Durch die Drehtür

Durch die Drehtür


Hotels sind seine Profession, Resorts seine Leidenschaft: Ron Ben Haim ist ein Mann mit viel Gespür für den richtigen Moment. Der Unternehmer und Gründer von Precise Hotels & Resorts folgt allein seinem Instinkt – mit Erfolg.

Hotels sind seine Profession, Resorts seine Leidenschaft: Ron Ben Haim ist ein Mann mit viel Gespür für den richtigen Moment. Der Unternehmer und Gründer von Precise Hotels & Resorts folgt allein seinem Instinkt – mit Erfolg.

Text: Christoph Horn, Foto: Maria Sturm

Stresemannstraße 95, zwischen Anhalter Bahnhof und Gropiusbau. Ron Ben Haim hat als Treffpunkt für unser Interview das neueste Hotel seiner Kollektion vorgeschlagen – das Precise Tale Berlin Potsdamer Platz. Dort, wo jetzt noch Handwerker letzte Arbeiten ausführen, entsteht in diesem Sommer ein neuer „place to be“, wie der Unternehmer es nennt. Nach Bad Reichenhall und Baden-Baden ist Berlin die dritte deutsche Stadt, in der Haim ein Hotel der Submarke Precise Tale eröffnet. Das Konzept hinter diesen Fünfsternehotels geht weit über die klassische Definition von Luxushotellerie hinaus. „Precise-Tale-Hotels haben eine Geschichte zu erzählen“, sagt Haim. So ließ er sich für sein jüngstes Projekt von Wes Anderson inspirieren. Der Regisseur von „Budapest Hotel“ sei sein ästhetisches Vorbild, „auch wenn Wes Anderson wilder ist“. Das Design am neuen Berliner Standort vermittelt Internationalität und einen legeren, unaufgeregten Lifestyle, den man ebenso in Metropolen wie London oder New York finden kann.

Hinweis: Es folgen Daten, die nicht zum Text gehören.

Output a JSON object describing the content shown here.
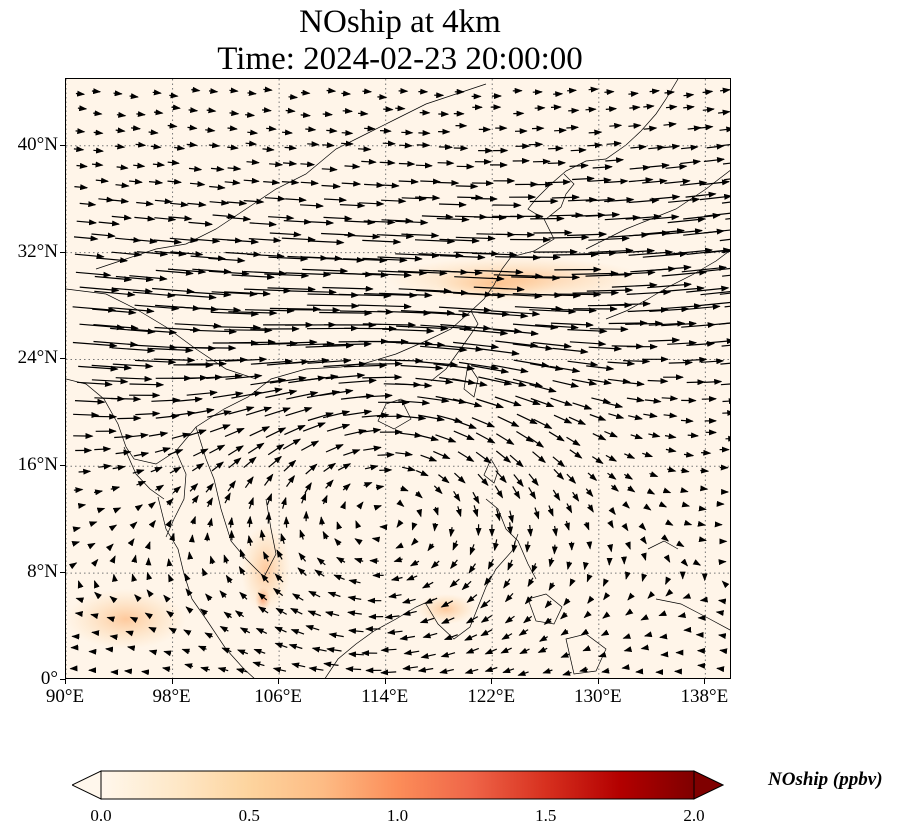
{
  "title": {
    "line1": "NOship at 4km",
    "line2": "Time: 2024-02-23 20:00:00"
  },
  "map": {
    "extent": {
      "lon_min": 90,
      "lon_max": 140,
      "lat_min": 0,
      "lat_max": 45
    },
    "lat_ticks": [
      "0°",
      "8°N",
      "16°N",
      "24°N",
      "32°N",
      "40°N"
    ],
    "lat_values": [
      0,
      8,
      16,
      24,
      32,
      40
    ],
    "lon_ticks": [
      "90°E",
      "98°E",
      "106°E",
      "114°E",
      "122°E",
      "130°E",
      "138°E"
    ],
    "lon_values": [
      90,
      98,
      106,
      114,
      122,
      130,
      138
    ],
    "gridlines": true,
    "features": [
      "coastlines",
      "country borders",
      "wind vectors"
    ]
  },
  "colorbar": {
    "label": "NOship (ppbv)",
    "ticks": [
      "0.0",
      "0.5",
      "1.0",
      "1.5",
      "2.0"
    ],
    "tick_values": [
      0.0,
      0.5,
      1.0,
      1.5,
      2.0
    ],
    "range": [
      0,
      2
    ],
    "colormap": "OrRd",
    "extend": "both",
    "colors": [
      "#fff7ec",
      "#fee8c8",
      "#fdd49e",
      "#fdbb84",
      "#fc8d59",
      "#ef6548",
      "#d7301f",
      "#b30000",
      "#7f0000"
    ]
  }
}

Neue Wege geht Haim auch im gastronomischen Bereich, der zweiten tragenden Säule des ausgefeilten Konzepts. Eine „Fusion von Jerusalem und Berlin“ erwarte den Gast, das Beste zweier Welten. Um diese Idee umzusetzen, hat der Unternehmer den israelischen Sternekoch Assaf Granit an Bord geholt. Mit Granit, der in seinem Heimatland durch eine eigene TV-Show bekannt ist und elf Restaurants in London, Paris und Israel betreibt, teile er das gleiche Verständnis von Gourmetküche: „Bei uns wird es lustig zugehen, freundlich und ein wenig verrückt, so wie es Assafs Art ist.“ Die Verbindung Jerusalemer und Berliner Elemente soll für den Gast überall erlebbar sein – in dem vegetarischen „All Day Café“, dem Gourmetrestaurant Berta wie auch in der Berta Bar. Wie stark der Gleichklang zwischen Haim und Granit ist, zeigt die Namensgebung von Restaurant und Bar: Sie ist eine Hommage an Assaf Granits Großmutter Berta, die in Deutschland dem Holocaust entkam und später in Jerusalem ihre Heimat fand.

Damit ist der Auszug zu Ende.